Despite all the odds, Yvonne joined Morton Air Services in 1965 but faced criticism from her colleagues – from both men and women. Other women viewed her with suspicion and as she recalls, made comments that the cockpit wasn’t a place for women, while one of her fellow pilots threatened to resign on announcement of her employment. In the face of early objections, Yvonne’s aviation career went from strength to strength, and she went on to become a captain with Dan-Air in 1972. Now in her eighties, she recalls her flying days with a real passion.

Women in aviation today

It seems the obstacles facing women these days are less policy-driven but more due to entrenched stereotypes: men are pilots and women are air stewardesses. In a British Airways poll just last year, 63% of women said they were put off a career as a professional airline pilot when they were growing up for reasons including a lack of visible role models and being told it was a man’s job.

•    20 per cent said when growing up, pilots were played by men on TV and in films.
•    20 per cent said they thought women could only be cabin crew.
•    13 per cent said they had never been on a plane flown by a female pilot.
•    10 per cent said they were told it was a man’s job when growing up.

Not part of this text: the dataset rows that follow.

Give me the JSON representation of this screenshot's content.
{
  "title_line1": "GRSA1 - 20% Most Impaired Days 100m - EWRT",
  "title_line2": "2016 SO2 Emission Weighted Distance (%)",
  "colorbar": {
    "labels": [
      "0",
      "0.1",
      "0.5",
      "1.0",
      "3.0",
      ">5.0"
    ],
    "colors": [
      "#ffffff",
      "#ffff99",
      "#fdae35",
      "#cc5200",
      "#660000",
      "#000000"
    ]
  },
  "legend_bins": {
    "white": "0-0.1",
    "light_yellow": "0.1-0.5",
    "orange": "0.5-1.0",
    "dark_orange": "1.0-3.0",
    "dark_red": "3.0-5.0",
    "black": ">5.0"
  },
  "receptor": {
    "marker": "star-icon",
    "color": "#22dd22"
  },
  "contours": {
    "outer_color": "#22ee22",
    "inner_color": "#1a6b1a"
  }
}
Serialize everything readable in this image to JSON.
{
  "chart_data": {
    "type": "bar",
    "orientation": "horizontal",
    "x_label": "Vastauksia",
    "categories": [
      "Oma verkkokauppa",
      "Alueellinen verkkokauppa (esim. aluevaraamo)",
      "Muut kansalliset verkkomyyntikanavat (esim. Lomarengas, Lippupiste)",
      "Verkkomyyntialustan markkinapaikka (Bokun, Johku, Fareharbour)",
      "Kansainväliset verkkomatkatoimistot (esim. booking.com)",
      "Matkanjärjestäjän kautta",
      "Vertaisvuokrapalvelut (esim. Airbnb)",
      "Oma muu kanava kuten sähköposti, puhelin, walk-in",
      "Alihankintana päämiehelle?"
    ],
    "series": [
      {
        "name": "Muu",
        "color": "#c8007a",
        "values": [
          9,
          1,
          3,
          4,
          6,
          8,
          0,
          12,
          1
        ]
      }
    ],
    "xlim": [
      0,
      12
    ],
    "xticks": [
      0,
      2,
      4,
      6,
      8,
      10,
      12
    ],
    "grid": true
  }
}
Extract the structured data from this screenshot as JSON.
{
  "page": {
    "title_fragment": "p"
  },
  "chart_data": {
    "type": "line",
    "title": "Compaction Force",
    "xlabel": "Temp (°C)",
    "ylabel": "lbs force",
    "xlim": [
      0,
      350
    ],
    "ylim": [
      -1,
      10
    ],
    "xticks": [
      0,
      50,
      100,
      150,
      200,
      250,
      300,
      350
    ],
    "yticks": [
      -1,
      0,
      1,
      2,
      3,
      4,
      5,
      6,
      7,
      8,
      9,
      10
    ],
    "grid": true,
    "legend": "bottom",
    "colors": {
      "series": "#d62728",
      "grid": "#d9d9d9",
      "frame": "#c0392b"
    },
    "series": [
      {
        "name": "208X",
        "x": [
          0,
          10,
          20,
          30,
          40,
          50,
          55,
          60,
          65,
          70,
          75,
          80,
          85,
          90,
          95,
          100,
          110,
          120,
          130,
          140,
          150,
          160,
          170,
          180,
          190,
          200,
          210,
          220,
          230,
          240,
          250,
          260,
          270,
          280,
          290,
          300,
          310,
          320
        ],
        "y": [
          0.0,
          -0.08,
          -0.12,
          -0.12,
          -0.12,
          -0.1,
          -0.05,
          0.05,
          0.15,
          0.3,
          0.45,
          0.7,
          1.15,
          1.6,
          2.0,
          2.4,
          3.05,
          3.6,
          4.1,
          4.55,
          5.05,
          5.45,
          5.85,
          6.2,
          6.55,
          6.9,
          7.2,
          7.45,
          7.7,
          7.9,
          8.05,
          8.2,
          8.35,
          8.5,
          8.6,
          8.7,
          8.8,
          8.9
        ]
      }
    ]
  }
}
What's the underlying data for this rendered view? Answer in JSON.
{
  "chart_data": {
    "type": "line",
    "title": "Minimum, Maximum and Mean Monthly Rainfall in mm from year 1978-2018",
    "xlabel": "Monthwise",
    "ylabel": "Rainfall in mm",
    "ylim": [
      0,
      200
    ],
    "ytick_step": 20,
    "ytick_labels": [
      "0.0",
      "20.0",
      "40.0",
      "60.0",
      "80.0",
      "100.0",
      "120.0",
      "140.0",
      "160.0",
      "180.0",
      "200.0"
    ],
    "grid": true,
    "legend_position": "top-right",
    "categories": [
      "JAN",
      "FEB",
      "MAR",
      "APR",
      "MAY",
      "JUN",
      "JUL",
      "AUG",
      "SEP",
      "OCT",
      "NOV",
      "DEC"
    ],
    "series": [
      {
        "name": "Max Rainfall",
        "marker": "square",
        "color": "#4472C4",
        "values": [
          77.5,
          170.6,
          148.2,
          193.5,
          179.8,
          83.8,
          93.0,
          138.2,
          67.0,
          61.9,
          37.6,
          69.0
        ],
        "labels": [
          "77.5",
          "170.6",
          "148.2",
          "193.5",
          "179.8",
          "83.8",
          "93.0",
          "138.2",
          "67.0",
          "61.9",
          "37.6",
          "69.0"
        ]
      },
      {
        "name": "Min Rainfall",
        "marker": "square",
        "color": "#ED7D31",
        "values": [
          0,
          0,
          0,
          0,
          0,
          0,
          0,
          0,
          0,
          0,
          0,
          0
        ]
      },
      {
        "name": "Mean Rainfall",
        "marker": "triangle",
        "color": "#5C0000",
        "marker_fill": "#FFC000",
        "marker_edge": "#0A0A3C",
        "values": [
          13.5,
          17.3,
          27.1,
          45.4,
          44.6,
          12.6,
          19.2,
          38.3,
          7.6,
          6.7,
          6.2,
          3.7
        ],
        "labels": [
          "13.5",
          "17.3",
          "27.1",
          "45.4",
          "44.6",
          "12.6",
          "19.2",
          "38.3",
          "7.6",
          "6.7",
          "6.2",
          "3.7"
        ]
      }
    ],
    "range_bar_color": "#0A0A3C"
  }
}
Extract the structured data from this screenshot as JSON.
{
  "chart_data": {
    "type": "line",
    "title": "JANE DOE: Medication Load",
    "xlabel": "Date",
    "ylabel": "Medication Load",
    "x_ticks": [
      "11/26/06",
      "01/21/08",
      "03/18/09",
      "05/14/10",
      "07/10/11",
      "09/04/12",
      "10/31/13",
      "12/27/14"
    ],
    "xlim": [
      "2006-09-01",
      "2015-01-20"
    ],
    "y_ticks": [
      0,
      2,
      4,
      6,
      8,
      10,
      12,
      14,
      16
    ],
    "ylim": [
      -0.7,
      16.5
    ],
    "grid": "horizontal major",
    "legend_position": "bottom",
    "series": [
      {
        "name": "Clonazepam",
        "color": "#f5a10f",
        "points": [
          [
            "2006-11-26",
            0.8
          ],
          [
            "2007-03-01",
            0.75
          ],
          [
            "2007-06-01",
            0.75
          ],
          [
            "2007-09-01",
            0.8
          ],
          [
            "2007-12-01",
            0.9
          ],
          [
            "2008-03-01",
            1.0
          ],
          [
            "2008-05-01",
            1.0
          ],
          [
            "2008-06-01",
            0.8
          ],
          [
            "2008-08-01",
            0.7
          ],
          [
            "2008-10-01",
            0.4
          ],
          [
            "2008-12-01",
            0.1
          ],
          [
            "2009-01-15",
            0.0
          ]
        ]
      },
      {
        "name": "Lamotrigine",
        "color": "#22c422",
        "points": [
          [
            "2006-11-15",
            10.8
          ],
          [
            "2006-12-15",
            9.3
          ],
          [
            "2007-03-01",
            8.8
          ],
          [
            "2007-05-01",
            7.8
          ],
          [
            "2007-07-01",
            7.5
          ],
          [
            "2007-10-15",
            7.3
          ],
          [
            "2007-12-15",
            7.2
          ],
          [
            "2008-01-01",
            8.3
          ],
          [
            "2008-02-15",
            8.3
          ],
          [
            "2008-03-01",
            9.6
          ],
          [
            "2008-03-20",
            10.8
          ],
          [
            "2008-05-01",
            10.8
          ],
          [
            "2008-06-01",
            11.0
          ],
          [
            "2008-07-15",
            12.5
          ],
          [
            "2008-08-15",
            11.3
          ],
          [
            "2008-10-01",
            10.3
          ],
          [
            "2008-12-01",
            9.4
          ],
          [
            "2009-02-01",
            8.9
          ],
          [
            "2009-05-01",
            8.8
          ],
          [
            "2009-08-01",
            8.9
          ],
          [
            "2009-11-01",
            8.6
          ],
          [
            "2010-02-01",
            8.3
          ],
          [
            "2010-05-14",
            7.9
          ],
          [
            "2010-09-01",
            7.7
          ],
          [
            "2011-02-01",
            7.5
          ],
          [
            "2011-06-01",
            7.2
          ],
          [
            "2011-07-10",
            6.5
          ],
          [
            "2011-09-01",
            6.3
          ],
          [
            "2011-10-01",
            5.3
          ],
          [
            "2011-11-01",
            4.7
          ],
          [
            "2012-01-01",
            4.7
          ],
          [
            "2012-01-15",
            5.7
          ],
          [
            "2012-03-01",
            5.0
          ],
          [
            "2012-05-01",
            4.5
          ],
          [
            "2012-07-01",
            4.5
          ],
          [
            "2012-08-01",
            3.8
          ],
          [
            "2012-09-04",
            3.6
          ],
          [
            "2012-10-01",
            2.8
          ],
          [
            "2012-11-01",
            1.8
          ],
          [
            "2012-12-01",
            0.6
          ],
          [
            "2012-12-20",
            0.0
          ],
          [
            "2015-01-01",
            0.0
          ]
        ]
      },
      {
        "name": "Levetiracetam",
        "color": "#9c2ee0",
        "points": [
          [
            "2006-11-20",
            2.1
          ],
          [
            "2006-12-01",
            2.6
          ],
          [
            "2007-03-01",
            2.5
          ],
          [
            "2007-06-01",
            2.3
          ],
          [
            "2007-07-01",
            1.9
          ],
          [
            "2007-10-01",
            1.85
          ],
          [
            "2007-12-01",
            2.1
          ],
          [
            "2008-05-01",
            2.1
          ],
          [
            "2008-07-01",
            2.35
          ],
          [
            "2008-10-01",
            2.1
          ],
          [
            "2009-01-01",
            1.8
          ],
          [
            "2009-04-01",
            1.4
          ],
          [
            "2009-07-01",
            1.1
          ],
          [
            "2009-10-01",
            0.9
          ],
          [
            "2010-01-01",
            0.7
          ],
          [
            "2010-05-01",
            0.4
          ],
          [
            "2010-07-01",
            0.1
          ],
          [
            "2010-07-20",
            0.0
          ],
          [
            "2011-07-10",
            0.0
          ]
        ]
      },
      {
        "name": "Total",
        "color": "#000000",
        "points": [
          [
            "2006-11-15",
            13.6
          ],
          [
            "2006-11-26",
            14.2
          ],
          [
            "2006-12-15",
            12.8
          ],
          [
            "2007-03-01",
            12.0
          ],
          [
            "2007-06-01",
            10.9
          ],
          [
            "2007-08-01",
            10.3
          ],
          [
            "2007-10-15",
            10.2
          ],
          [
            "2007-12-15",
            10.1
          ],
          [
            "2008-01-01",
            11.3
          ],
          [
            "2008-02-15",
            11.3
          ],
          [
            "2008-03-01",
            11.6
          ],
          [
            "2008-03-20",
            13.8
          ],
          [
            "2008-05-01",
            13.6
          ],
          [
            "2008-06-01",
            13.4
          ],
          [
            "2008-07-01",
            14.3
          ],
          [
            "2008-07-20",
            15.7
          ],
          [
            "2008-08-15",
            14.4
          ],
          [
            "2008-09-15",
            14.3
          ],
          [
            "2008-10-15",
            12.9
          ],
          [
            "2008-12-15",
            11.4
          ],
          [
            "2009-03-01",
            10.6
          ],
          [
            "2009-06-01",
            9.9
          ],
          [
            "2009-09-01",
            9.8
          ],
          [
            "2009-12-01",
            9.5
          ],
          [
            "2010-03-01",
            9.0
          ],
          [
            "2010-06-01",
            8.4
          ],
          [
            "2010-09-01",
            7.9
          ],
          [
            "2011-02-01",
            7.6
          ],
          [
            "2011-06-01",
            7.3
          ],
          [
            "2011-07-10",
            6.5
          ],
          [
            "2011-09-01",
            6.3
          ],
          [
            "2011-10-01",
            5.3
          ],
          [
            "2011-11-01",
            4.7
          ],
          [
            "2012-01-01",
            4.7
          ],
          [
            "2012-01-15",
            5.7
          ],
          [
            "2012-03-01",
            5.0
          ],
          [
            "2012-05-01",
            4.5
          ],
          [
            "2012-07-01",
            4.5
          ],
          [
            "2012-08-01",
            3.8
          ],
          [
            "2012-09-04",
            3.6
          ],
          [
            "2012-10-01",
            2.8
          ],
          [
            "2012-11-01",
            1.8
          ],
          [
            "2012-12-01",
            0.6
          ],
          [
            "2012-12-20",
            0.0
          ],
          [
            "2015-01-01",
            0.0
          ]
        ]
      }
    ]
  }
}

The idea that there is a lack of female role models in aviation is a view shared by the British Air Line Pilots’ Association. Jim McAuslan, BALPA General Secretary, acknowledges a “frustration” that there are still comparatively few female pilots:

Women make great pilots, but unfortunately only five percent of our members and British pilots are women, and that’s disappointing. Our experience is that people at recruitment fairs are there because they’ve got a dream. It is a career that is achievable for everyone. So women should have the dream.

We welcome initiatives from British Airways and easyJet to encourage more women to join UK airlines. However, recruiting more female pilots appears to be just one part of the battle; airlines also need to ensure they retain and support pilots throughout their careers.

The industry and government need to do more to encourage people from less-affluent backgrounds to become pilots as well. The only criterion for determining whether to become a pilot should certainly not be gender, and not cash, but aptitude alone.”

A need for more role models

Upon closer inspection there seems to be many women who are role models; TV’s Carol Vorderman is now a fully trained pilot, but perhaps a bigger issue is the lack of coverage and celebration of their achievements. We may see the landscape changing as more stories begin to emerge of female pilots.

Yvonne’s story is just one of many and despite early hurdles, she went on to enjoy a fantastic career. She is not only an inspiration to would-be female pilots, but anyone with a dream to chase; and although something might be difficult, it doesn’t necessarily mean it’s impossible.

* A version of this article first appeared in The Log Summer 2015

** SFO Conor Convey is a member of BALPA National Executive Council and oversees projects within the Membership and Careers Services department.